Perhaps, then, a national civics lesson is in order, a Prophylactic for the People against the inevitable slings and arrows of the MSM, screeching of vengeance and pettiness and disloyalty in “war time” like a chorus of so many howler monkeys, a cacophony of “sound and fury, signifying nothing.”
Perhaps also, for this one action, all Democrats and any Republicans of conscience who would join them, should declare themselves Independents, making it clear to the People that this is an action of Our supreme legislative body performing its Constitutional duty.
Nichols concludes, “No matter how unsucessful we may think [Bush’s] tenure has been, it will leave a mark on the Republic. If that mark is of a presidency without limit or accountability, Bush and Cheney will have changed the country far more fundamentally than any of their predecessors.”
Here one is reminded of the legacy of Julius Caesar in the course of the Roman state. While the “noblest” Romans assassinated and buried Caesar, the fundamental mutation to tyranny that he wrought persevered. Republic became Empire. But, the Pax was a pox upon all houses. The brutality necessary for imperial rule spread from the reaches of empire back to mother Rome, where fear and poverty and oppression prevailed until the Fall.
Are we not already seeing these same signs as we enter upon a new era of imperial executive? Are our armies not already waging an unwinnable, unending war against a shadowy enemy of ideology? Are we not already refitting our society for the paranoia of an all-seeing eye? Have we not already succumbed to a politics of effete consent?

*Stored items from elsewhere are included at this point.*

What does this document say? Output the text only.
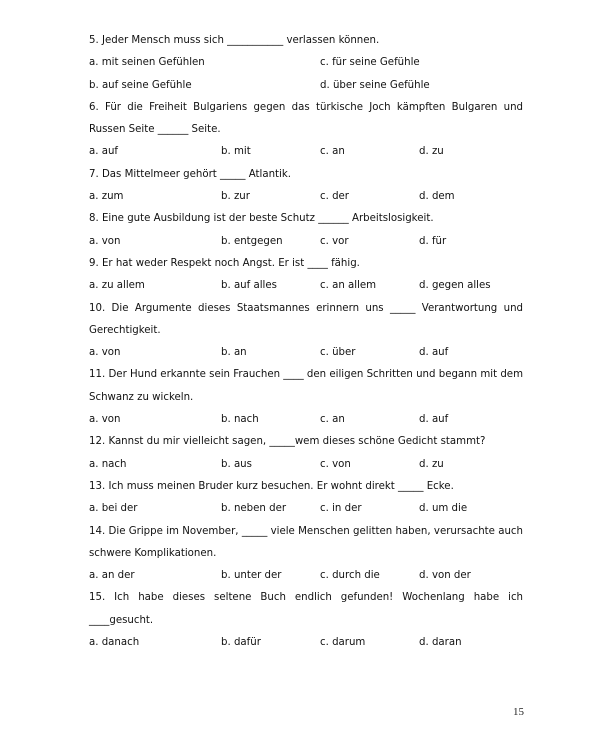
5. Jeder Mensch muss sich ___________ verlassen können.

a. mit seinen Gefühlen	c. für seine Gefühle
b. auf seine Gefühle	d. über seine Gefühle

6. Für die Freiheit Bulgariens gegen das türkische Joch kämpften Bulgaren und Russen Seite ______ Seite.

a. auf	b. mit	c. an	d. zu

7. Das Mittelmeer gehört _____ Atlantik.

a. zum	b. zur	c. der	d. dem

8. Eine gute Ausbildung ist der beste Schutz ______ Arbeitslosigkeit.

a. von	b. entgegen	c. vor	d. für

9. Er hat weder Respekt noch Angst. Er ist ____ fähig.

a. zu allem	b. auf alles	c. an allem	d. gegen alles

10. Die Argumente dieses Staatsmannes erinnern uns _____ Verantwortung und Gerechtigkeit.

a. von	b. an	c. über	d. auf

11. Der Hund erkannte sein Frauchen ____ den eiligen Schritten und begann mit dem Schwanz zu wickeln.

a. von	b. nach	c. an	d. auf

12. Kannst du mir vielleicht sagen, _____wem dieses schöne Gedicht stammt?

a. nach	b. aus	c. von	d. zu

13. Ich muss meinen Bruder kurz besuchen. Er wohnt direkt _____ Ecke.

a. bei der	b. neben der	c. in der	d. um die

14. Die Grippe im November, _____ viele Menschen gelitten haben, verursachte auch schwere Komplikationen.

a. an der	b. unter der	c. durch die	d. von der

15. Ich habe dieses seltene Buch endlich gefunden! Wochenlang habe ich ____gesucht.

a. danach	b. dafür	c. darum	d. daran
15
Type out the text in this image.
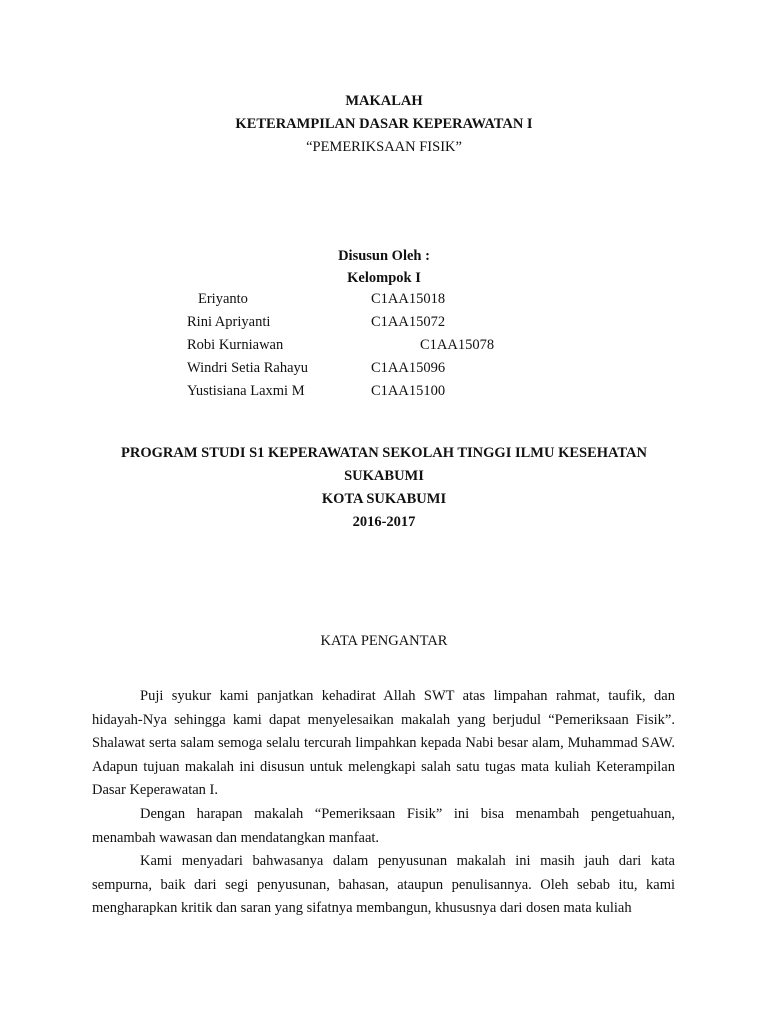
MAKALAH
KETERAMPILAN DASAR KEPERAWATAN I
“PEMERIKSAAN FISIK”
Disusun Oleh :
Kelompok I
Eriyanto	C1AA15018
Rini Apriyanti	C1AA15072
Robi Kurniawan	C1AA15078
Windri Setia Rahayu	C1AA15096
Yustisiana Laxmi M	C1AA15100
PROGRAM STUDI S1 KEPERAWATAN SEKOLAH TINGGI ILMU KESEHATAN
SUKABUMI
KOTA SUKABUMI
2016-2017
KATA PENGANTAR

Puji syukur kami panjatkan kehadirat Allah SWT atas limpahan rahmat, taufik, dan hidayah-Nya sehingga kami dapat menyelesaikan makalah yang berjudul “Pemeriksaan Fisik”. Shalawat serta salam semoga selalu tercurah limpahkan kepada Nabi besar alam, Muhammad SAW. Adapun tujuan makalah ini disusun untuk melengkapi salah satu tugas mata kuliah Keterampilan Dasar Keperawatan I.

Dengan harapan makalah “Pemeriksaan Fisik” ini bisa menambah pengetuahuan, menambah wawasan dan mendatangkan manfaat.

Kami menyadari bahwasanya dalam penyusunan makalah ini masih jauh dari kata sempurna, baik dari segi penyusunan, bahasan, ataupun penulisannya. Oleh sebab itu, kami mengharapkan kritik dan saran yang sifatnya membangun, khususnya dari dosen mata kuliah
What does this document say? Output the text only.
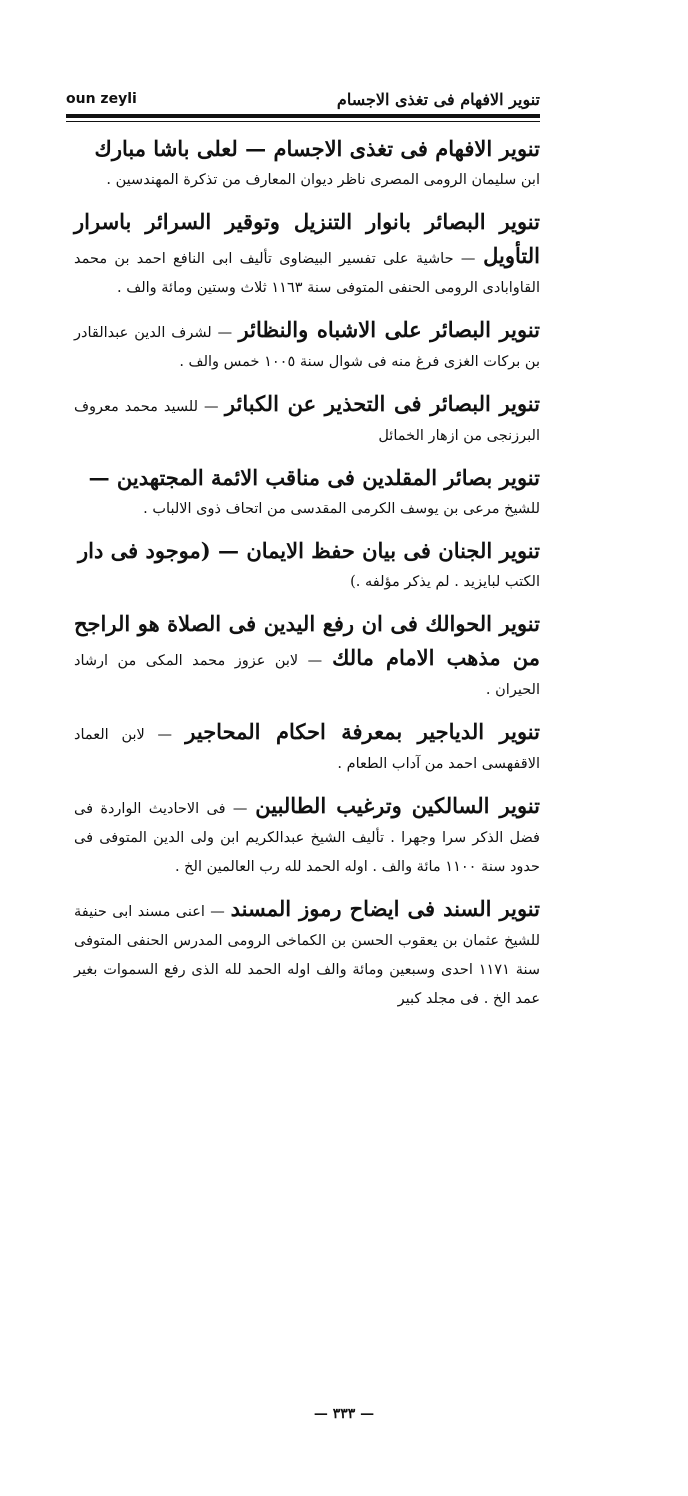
oun zeyli	تنوير الافهام فى تغذى الاجسام
تنوير الافهام فى تغذى الاجسام — لعلى باشا مبارك
ابن سليمان الرومى المصرى ناظر ديوان المعارف من تذكرة المهندسين .
تنوير البصائر بانوار التنزيل وتوقير السرائر باسرار التأويل — حاشية على تفسير البيضاوى تأليف ابى النافع احمد بن محمد القاوابادى الرومى الحنفى المتوفى سنة ١١٦٣ ثلاث وستين ومائة والف .
تنوير البصائر على الاشباه والنظائر — لشرف الدين عبدالقادر بن بركات الغزى فرغ منه فى شوال سنة ١٠٠٥ خمس والف .
تنوير البصائر فى التحذير عن الكبائر — للسيد محمد معروف البرزنجى من ازهار الخمائل
تنوير بصائر المقلدين فى مناقب الائمة المجتهدين —
للشيخ مرعى بن يوسف الكرمى المقدسى من اتحاف ذوى الالباب .
تنوير الجنان فى بيان حفظ الايمان — (موجود فى دار
الكتب لبايزيد . لم يذكر مؤلفه .)
تنوير الحوالك فى ان رفع اليدين فى الصلاة هو الراجح من مذهب الامام مالك — لابن عزوز محمد المكى من ارشاد الحيران .
تنوير الدياجير بمعرفة احكام المحاجير — لابن العماد الاقفهسى احمد من آداب الطعام .
تنوير السالكين وترغيب الطالبين — فى الاحاديث الواردة فى فضل الذكر سرا وجهرا . تأليف الشيخ عبدالكريم ابن ولى الدين المتوفى فى حدود سنة ١١٠٠ مائة والف . اوله الحمد لله رب العالمين الخ .
تنوير السند فى ايضاح رموز المسند — اعنى مسند ابى حنيفة للشيخ عثمان بن يعقوب الحسن بن الكماخى الرومى المدرس الحنفى المتوفى سنة ١١٧١ احدى وسبعين ومائة والف اوله الحمد لله الذى رفع السموات بغير عمد الخ . فى مجلد كبير
— ٣٣٣ —
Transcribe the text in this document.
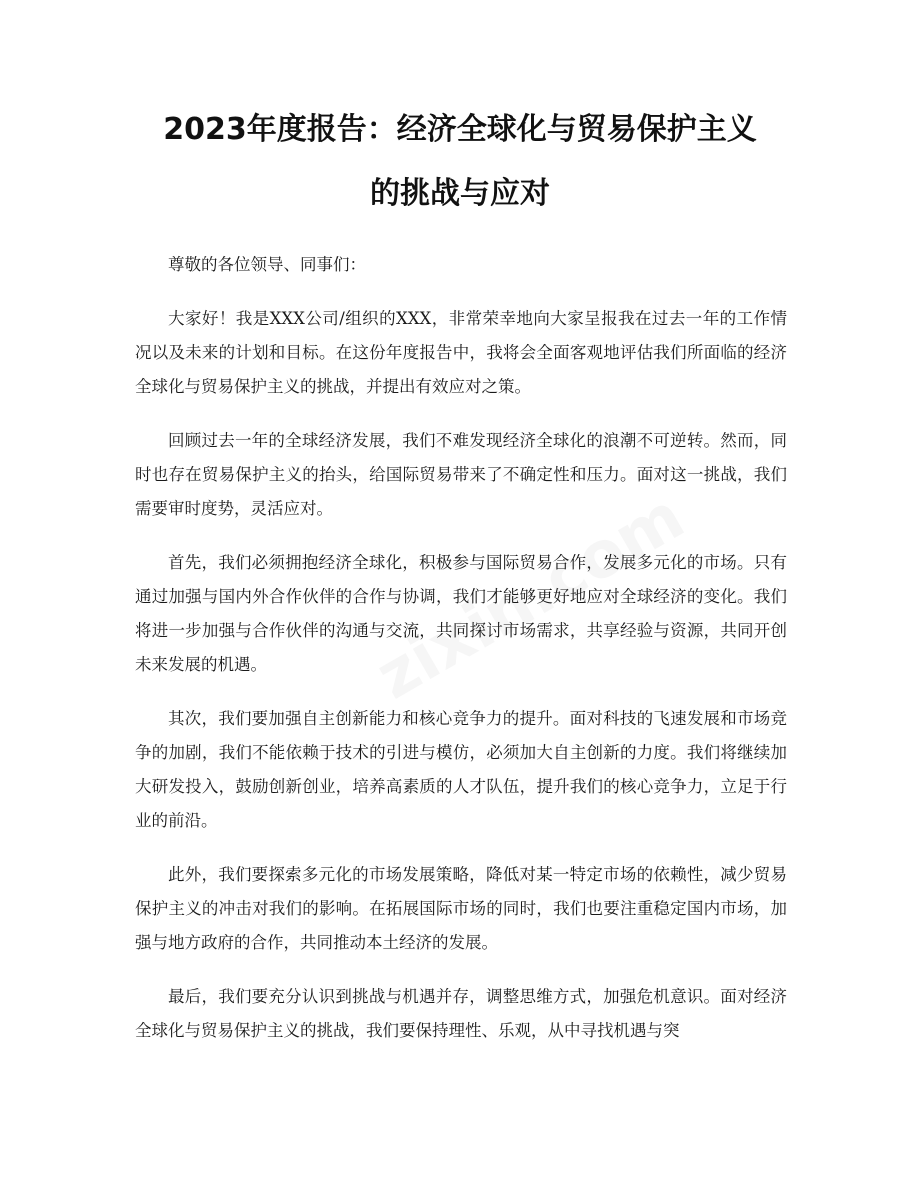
2023年度报告：经济全球化与贸易保护主义
的挑战与应对

尊敬的各位领导、同事们：

大家好！我是XXX公司/组织的XXX，非常荣幸地向大家呈报我在过去一年的工作情况以及未来的计划和目标。在这份年度报告中，我将会全面客观地评估我们所面临的经济全球化与贸易保护主义的挑战，并提出有效应对之策。

回顾过去一年的全球经济发展，我们不难发现经济全球化的浪潮不可逆转。然而，同时也存在贸易保护主义的抬头，给国际贸易带来了不确定性和压力。面对这一挑战，我们需要审时度势，灵活应对。

首先，我们必须拥抱经济全球化，积极参与国际贸易合作，发展多元化的市场。只有通过加强与国内外合作伙伴的合作与协调，我们才能够更好地应对全球经济的变化。我们将进一步加强与合作伙伴的沟通与交流，共同探讨市场需求，共享经验与资源，共同开创未来发展的机遇。

其次，我们要加强自主创新能力和核心竞争力的提升。面对科技的飞速发展和市场竞争的加剧，我们不能依赖于技术的引进与模仿，必须加大自主创新的力度。我们将继续加大研发投入，鼓励创新创业，培养高素质的人才队伍，提升我们的核心竞争力，立足于行业的前沿。

此外，我们要探索多元化的市场发展策略，降低对某一特定市场的依赖性，减少贸易保护主义的冲击对我们的影响。在拓展国际市场的同时，我们也要注重稳定国内市场，加强与地方政府的合作，共同推动本土经济的发展。

最后，我们要充分认识到挑战与机遇并存，调整思维方式，加强危机意识。面对经济全球化与贸易保护主义的挑战，我们要保持理性、乐观，从中寻找机遇与突
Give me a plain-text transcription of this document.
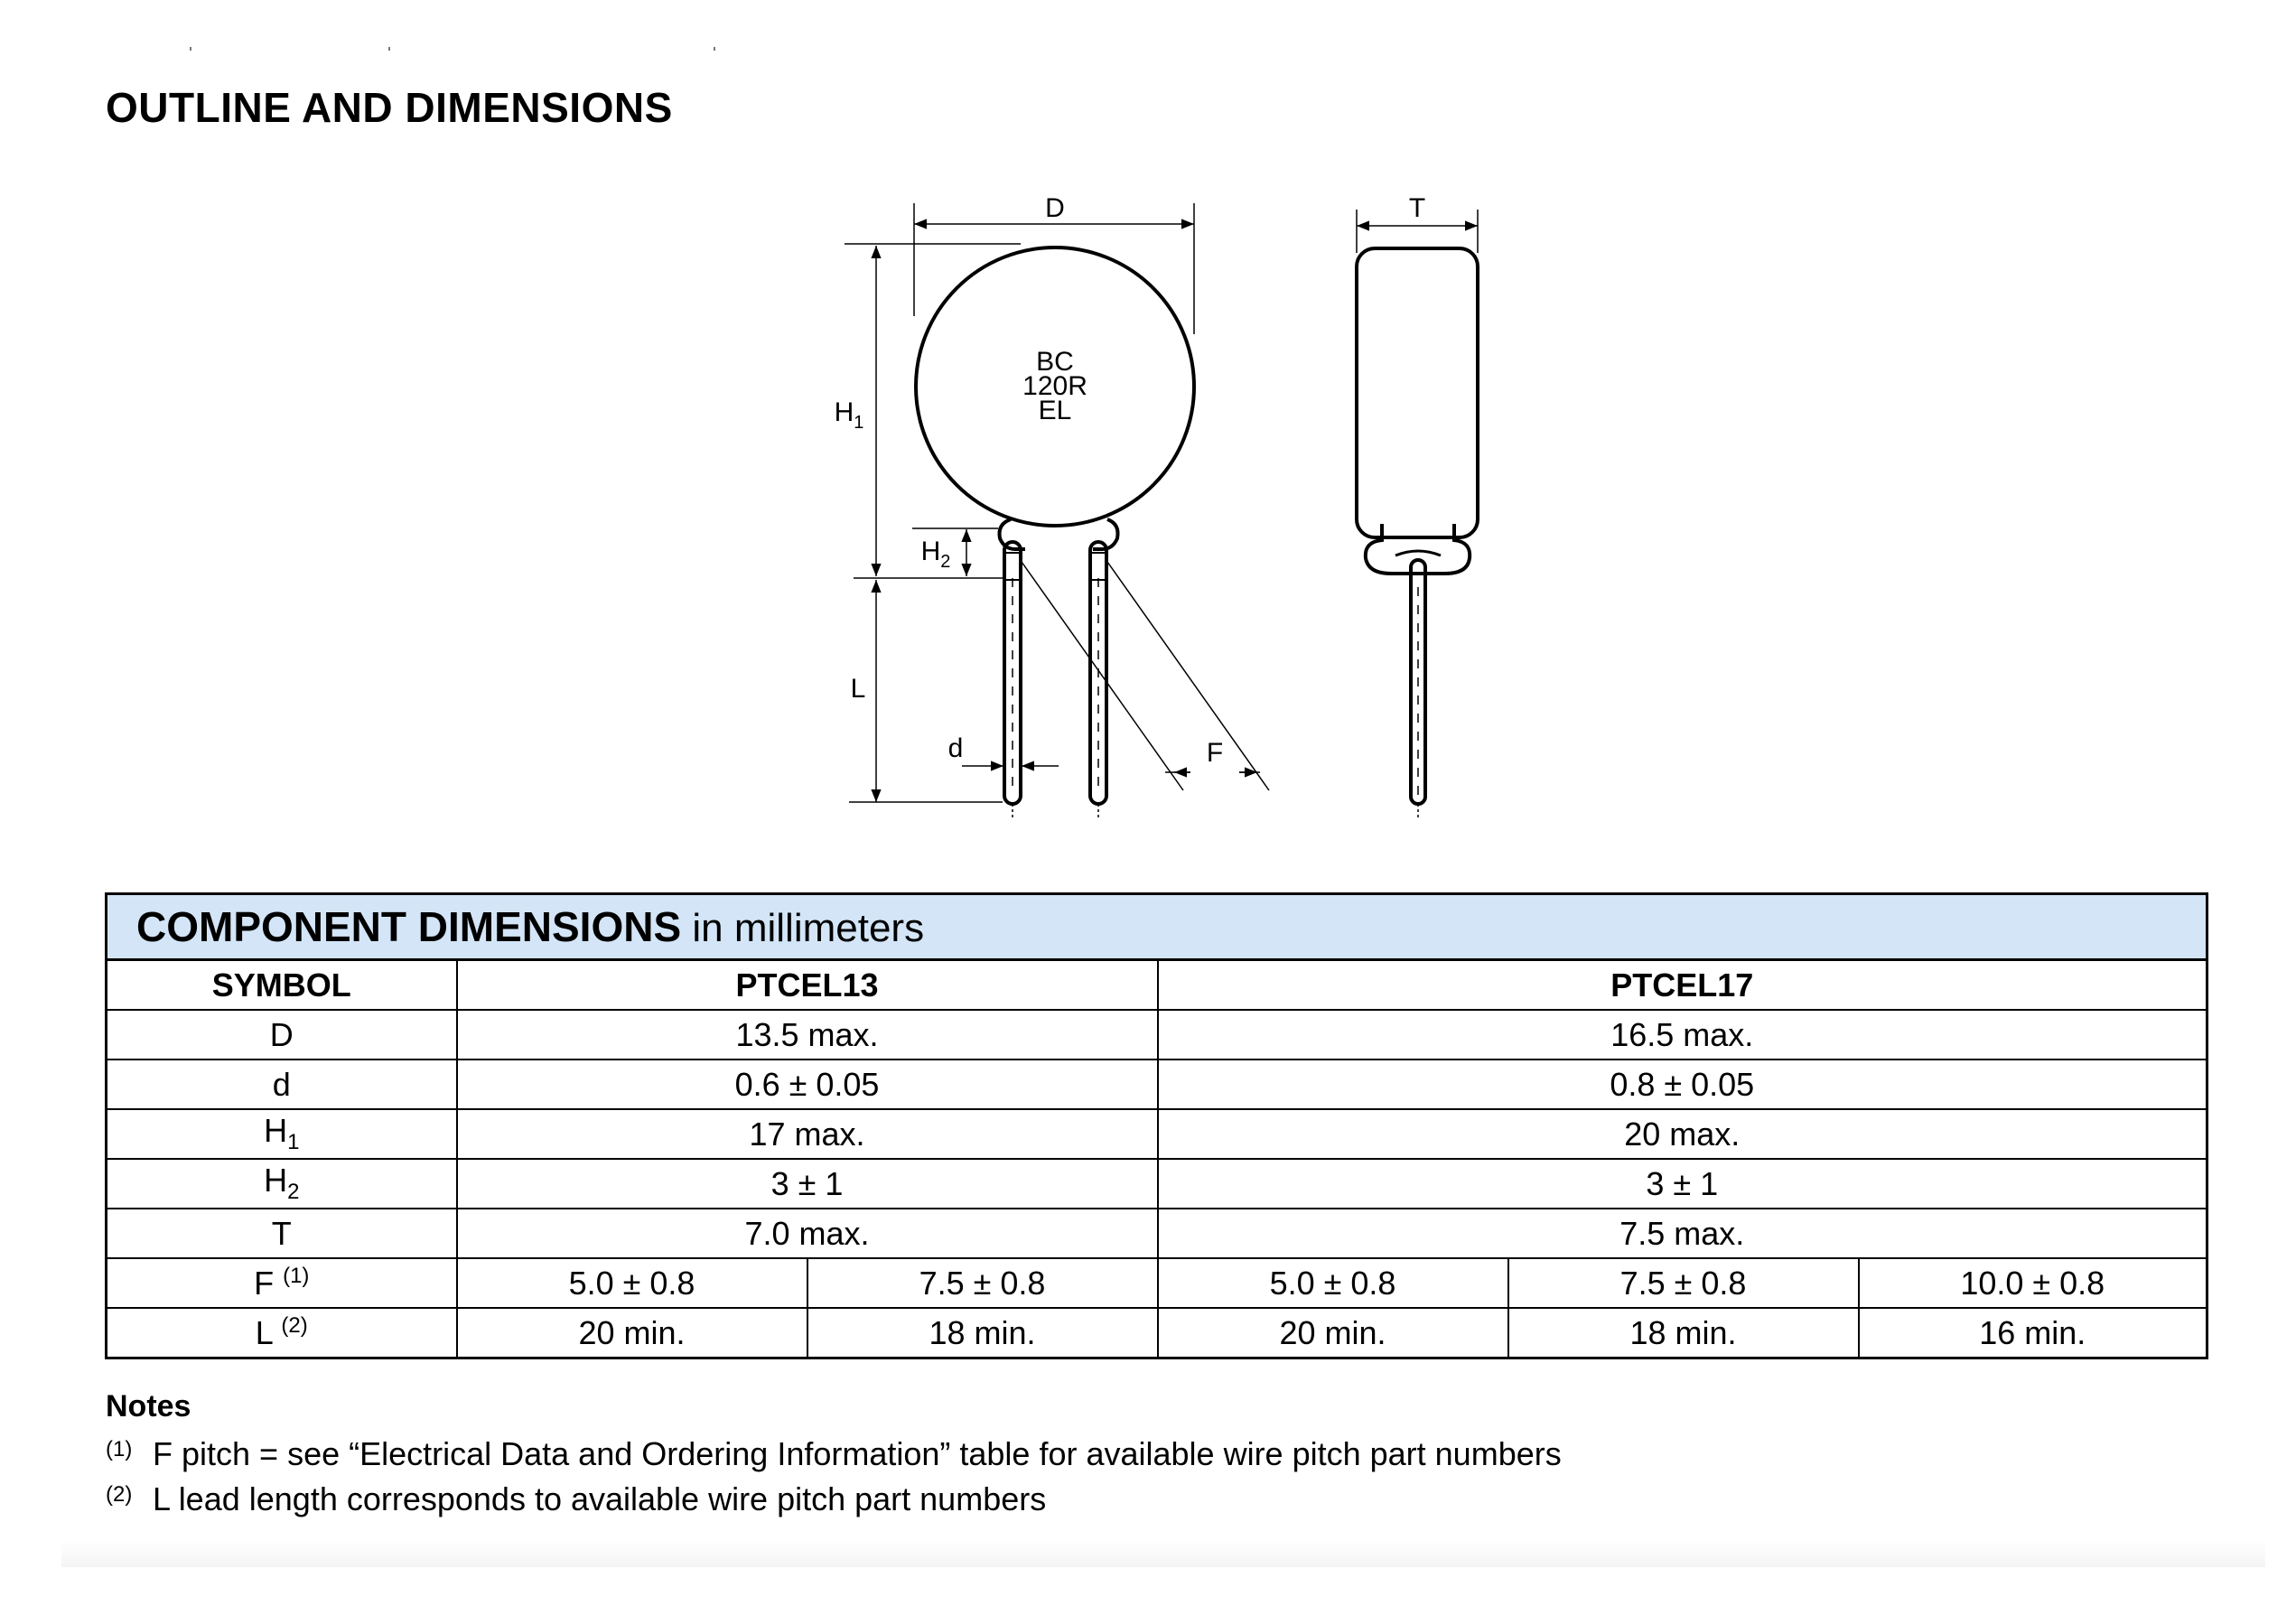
OUTLINE AND DIMENSIONS
BC
120R
EL
D	T
$H_1$
$H_2$
L
d	F
COMPONENT DIMENSIONS in millimeters					
SYMBOL	PTCEL13		PTCEL17		
D	13.5 max.		16.5 max.		
d	0.6 ± 0.05		0.8 ± 0.05		
$H_1$	17 max.		20 max.		
$H_2$	3 ± 1		3 ± 1		
T	7.0 max.		7.5 max.		
F $^{(1)}$	5.0 ± 0.8	7.5 ± 0.8	5.0 ± 0.8	7.5 ± 0.8	10.0 ± 0.8
L $^{(2)}$	20 min.	18 min.	20 min.	18 min.	16 min.

Notes

(1) F pitch = see “Electrical Data and Ordering Information” table for available wire pitch part numbers
(2) L lead length corresponds to available wire pitch part numbers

So, it is not enough to punish these mere men for their transgressions, though justice demands it and impeachment will accomplish it. Such ad hominem penalty is merely cutting a head from the hydra of imperialism, for another will grow back in its place. No, that imperial dragon must be slain. But it will take more than a partisan Brutus. It will take a People expressing their Will for the persistence of democratic self-governance through the only vehicle We have: the Congress. That vehicle is so much bigger in its Constitutional sense and its Democratic import than any political party. And ultimately, the members thereof must act in accordance with the Will of the People to restore balance and integrity to our great Nation.